UCLA is not without possible legal recourse. The school could seek a court-ordered injunction that would, at least for a while, prevent Under Armour from exiting the agreement.
To that point, the agreement is governed by California law, which supplies a number of legal avenues. For instance, UCLA could argue that Under Armour is fraudulently or deceptively misusing a public health crisis to escape its financial obligations. California has one of the most robust unfair practices laws in the country. Courts in California have also repeatedly held that parties can’t escape contractual obligations merely because costs proved higher than forecasted.
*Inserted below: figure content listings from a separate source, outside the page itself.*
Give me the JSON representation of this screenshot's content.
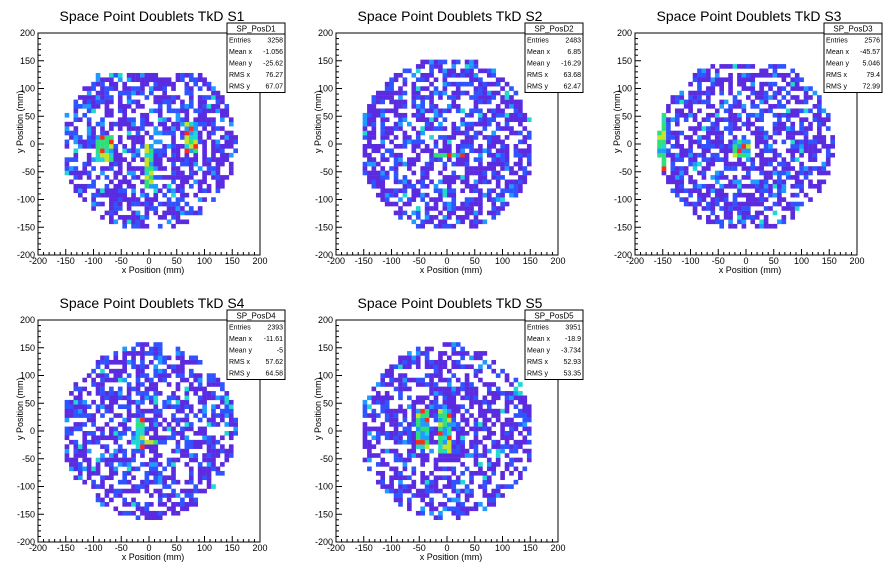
{
  "chart_data": [
    {
      "type": "heatmap",
      "title": "Space Point Doublets TkD S1",
      "xlabel": "x Position (mm)",
      "ylabel": "y Position (mm)",
      "xlim": [
        -200,
        200
      ],
      "ylim": [
        -200,
        200
      ],
      "xticks": [
        -200,
        -150,
        -100,
        -50,
        0,
        50,
        100,
        150,
        200
      ],
      "yticks": [
        -200,
        -150,
        -100,
        -50,
        0,
        50,
        100,
        150,
        200
      ],
      "grid": false,
      "colors": [
        "#5b2be0",
        "#2f54ff",
        "#1f9aff",
        "#21d8d0",
        "#2fe07a",
        "#c6e22a",
        "#ff2a1a"
      ],
      "stats": {
        "name": "SP_PosD1",
        "rows": [
          {
            "label": "Entries",
            "value": "3258"
          },
          {
            "label": "Mean x",
            "value": "-1.056"
          },
          {
            "label": "Mean y",
            "value": "-25.62"
          },
          {
            "label": "RMS x",
            "value": "76.27"
          },
          {
            "label": "RMS y",
            "value": "67.07"
          }
        ]
      },
      "distribution": {
        "x_range": [
          -155,
          160
        ],
        "y_range": [
          -155,
          125
        ],
        "hot": [
          {
            "x": 0,
            "y": -40,
            "w": 12,
            "h": 80
          },
          {
            "x": 75,
            "y": 10,
            "w": 20,
            "h": 60
          },
          {
            "x": -80,
            "y": -10,
            "w": 25,
            "h": 50
          }
        ]
      }
    },
    {
      "type": "heatmap",
      "title": "Space Point Doublets TkD S2",
      "xlabel": "x Position (mm)",
      "ylabel": "y Position (mm)",
      "xlim": [
        -200,
        200
      ],
      "ylim": [
        -200,
        200
      ],
      "xticks": [
        -200,
        -150,
        -100,
        -50,
        0,
        50,
        100,
        150,
        200
      ],
      "yticks": [
        -200,
        -150,
        -100,
        -50,
        0,
        50,
        100,
        150,
        200
      ],
      "grid": false,
      "colors": [
        "#5b2be0",
        "#2f54ff",
        "#1f9aff",
        "#21d8d0",
        "#2fe07a",
        "#c6e22a",
        "#ff2a1a"
      ],
      "stats": {
        "name": "SP_PosD2",
        "rows": [
          {
            "label": "Entries",
            "value": "2483"
          },
          {
            "label": "Mean x",
            "value": "6.85"
          },
          {
            "label": "Mean y",
            "value": "-16.29"
          },
          {
            "label": "RMS x",
            "value": "63.68"
          },
          {
            "label": "RMS y",
            "value": "62.47"
          }
        ]
      },
      "distribution": {
        "x_range": [
          -150,
          150
        ],
        "y_range": [
          -155,
          155
        ],
        "hot": [
          {
            "x": 5,
            "y": -18,
            "w": 60,
            "h": 12
          }
        ]
      }
    },
    {
      "type": "heatmap",
      "title": "Space Point Doublets TkD S3",
      "xlabel": "x Position (mm)",
      "ylabel": "y Position (mm)",
      "xlim": [
        -200,
        200
      ],
      "ylim": [
        -200,
        200
      ],
      "xticks": [
        -200,
        -150,
        -100,
        -50,
        0,
        50,
        100,
        150,
        200
      ],
      "yticks": [
        -200,
        -150,
        -100,
        -50,
        0,
        50,
        100,
        150,
        200
      ],
      "grid": false,
      "colors": [
        "#5b2be0",
        "#2f54ff",
        "#1f9aff",
        "#21d8d0",
        "#2fe07a",
        "#c6e22a",
        "#ff2a1a"
      ],
      "stats": {
        "name": "SP_PosD3",
        "rows": [
          {
            "label": "Entries",
            "value": "2576"
          },
          {
            "label": "Mean x",
            "value": "-45.57"
          },
          {
            "label": "Mean y",
            "value": "5.046"
          },
          {
            "label": "RMS x",
            "value": "79.4"
          },
          {
            "label": "RMS y",
            "value": "72.99"
          }
        ]
      },
      "distribution": {
        "x_range": [
          -165,
          160
        ],
        "y_range": [
          -155,
          140
        ],
        "hot": [
          {
            "x": -150,
            "y": 5,
            "w": 20,
            "h": 100
          },
          {
            "x": -10,
            "y": -10,
            "w": 30,
            "h": 30
          }
        ]
      }
    },
    {
      "type": "heatmap",
      "title": "Space Point Doublets TkD S4",
      "xlabel": "x Position (mm)",
      "ylabel": "y Position (mm)",
      "xlim": [
        -200,
        200
      ],
      "ylim": [
        -200,
        200
      ],
      "xticks": [
        -200,
        -150,
        -100,
        -50,
        0,
        50,
        100,
        150,
        200
      ],
      "yticks": [
        -200,
        -150,
        -100,
        -50,
        0,
        50,
        100,
        150,
        200
      ],
      "grid": false,
      "colors": [
        "#5b2be0",
        "#2f54ff",
        "#1f9aff",
        "#21d8d0",
        "#2fe07a",
        "#c6e22a",
        "#ff2a1a"
      ],
      "stats": {
        "name": "SP_PosD4",
        "rows": [
          {
            "label": "Entries",
            "value": "2393"
          },
          {
            "label": "Mean x",
            "value": "-11.61"
          },
          {
            "label": "Mean y",
            "value": "-5"
          },
          {
            "label": "RMS x",
            "value": "57.62"
          },
          {
            "label": "RMS y",
            "value": "64.58"
          }
        ]
      },
      "distribution": {
        "x_range": [
          -150,
          160
        ],
        "y_range": [
          -160,
          160
        ],
        "hot": [
          {
            "x": -10,
            "y": -20,
            "w": 45,
            "h": 15
          },
          {
            "x": -15,
            "y": -5,
            "w": 12,
            "h": 60
          }
        ]
      }
    },
    {
      "type": "heatmap",
      "title": "Space Point Doublets TkD S5",
      "xlabel": "x Position (mm)",
      "ylabel": "y Position (mm)",
      "xlim": [
        -200,
        200
      ],
      "ylim": [
        -200,
        200
      ],
      "xticks": [
        -200,
        -150,
        -100,
        -50,
        0,
        50,
        100,
        150,
        200
      ],
      "yticks": [
        -200,
        -150,
        -100,
        -50,
        0,
        50,
        100,
        150,
        200
      ],
      "grid": false,
      "colors": [
        "#5b2be0",
        "#2f54ff",
        "#1f9aff",
        "#21d8d0",
        "#2fe07a",
        "#c6e22a",
        "#ff2a1a"
      ],
      "stats": {
        "name": "SP_PosD5",
        "rows": [
          {
            "label": "Entries",
            "value": "3951"
          },
          {
            "label": "Mean x",
            "value": "-18.9"
          },
          {
            "label": "Mean y",
            "value": "-3.734"
          },
          {
            "label": "RMS x",
            "value": "52.93"
          },
          {
            "label": "RMS y",
            "value": "53.35"
          }
        ]
      },
      "distribution": {
        "x_range": [
          -150,
          150
        ],
        "y_range": [
          -160,
          160
        ],
        "hot": [
          {
            "x": -45,
            "y": 5,
            "w": 30,
            "h": 70
          },
          {
            "x": -5,
            "y": 0,
            "w": 20,
            "h": 80
          }
        ]
      }
    }
  ]
}
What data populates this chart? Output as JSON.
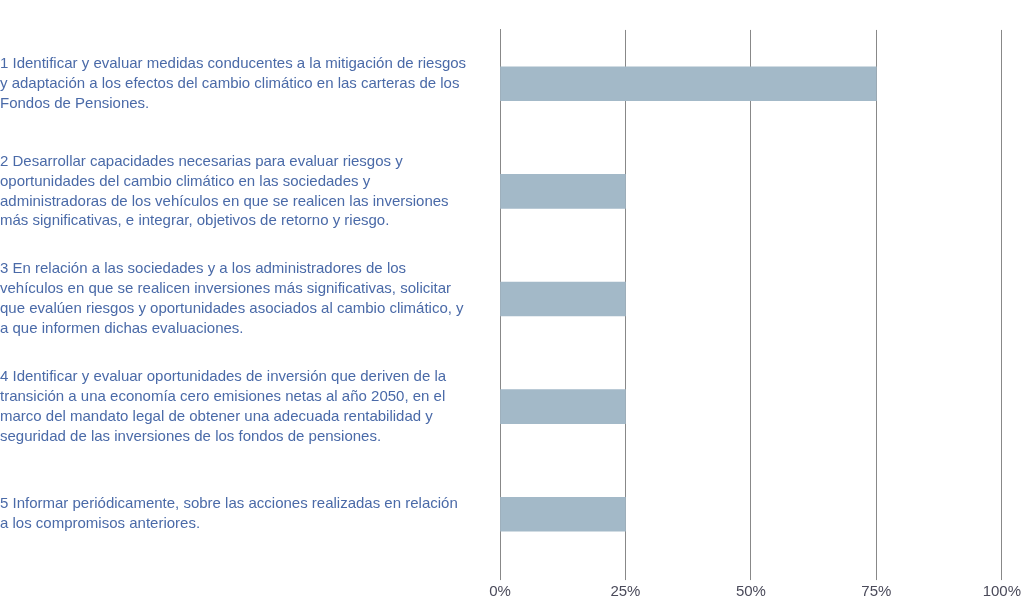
{
  "chart_data": {
    "type": "bar",
    "orientation": "horizontal",
    "categories": [
      "1 Identificar y evaluar medidas conducentes a la mitigación de riesgos y adaptación a los efectos del cambio climático en las carteras de los Fondos de Pensiones.",
      "2 Desarrollar capacidades necesarias para evaluar riesgos y oportunidades del cambio climático en las sociedades y administradoras de los vehículos en que se realicen las inversiones más significativas, e integrar, objetivos de retorno y riesgo.",
      "3 En relación a las sociedades y a los administradores de los vehículos en que se realicen inversiones más significativas, solicitar que evalúen riesgos y oportunidades asociados al cambio climático, y a que informen dichas evaluaciones.",
      "4 Identificar y evaluar oportunidades de inversión que deriven de la transición a una economía cero emisiones netas al año 2050, en el marco del mandato legal de obtener una adecuada rentabilidad y seguridad de las inversiones de los fondos de pensiones.",
      "5 Informar periódicamente, sobre las acciones realizadas en relación a los compromisos anteriores."
    ],
    "values": [
      75,
      25,
      25,
      25,
      25
    ],
    "color": "#a3b9c8",
    "xlim": [
      0,
      100
    ],
    "xticks": [
      {
        "value": 0,
        "label": "0%"
      },
      {
        "value": 25,
        "label": "25%"
      },
      {
        "value": 50,
        "label": "50%"
      },
      {
        "value": 75,
        "label": "75%"
      },
      {
        "value": 100,
        "label": "100%"
      }
    ],
    "grid": "x"
  }
}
The school could emphasize that the pandemic threatens the welfare and safety of its student-athletes and coaches, and it would be an unfair practice to invoke the crisis to save money. UCLA might also contend that it would be “not yet ripe” for Under Armour to exit the agreement since it remains possible that fall sports will happen. Along those lines, the school could argue that since Under Armour hasn’t (yet) attempted to void its other nine contracts on the same grounds, a court should question if those grounds are pretextual and explore if Under Armour is motivated by an unstated goal: to avoid making payments.
It’s unknown if UCLA and Under Armour have attempted to negotiate a less severe resolution, such as a suspension of the contract or a reduction in compensation owed. A judge would be interested in whether the parties have made good faith efforts to mitigate their dispute.
One thing is for sure: Other apparel companies and schools will be watching the Under Armour–UCLA dispute play out.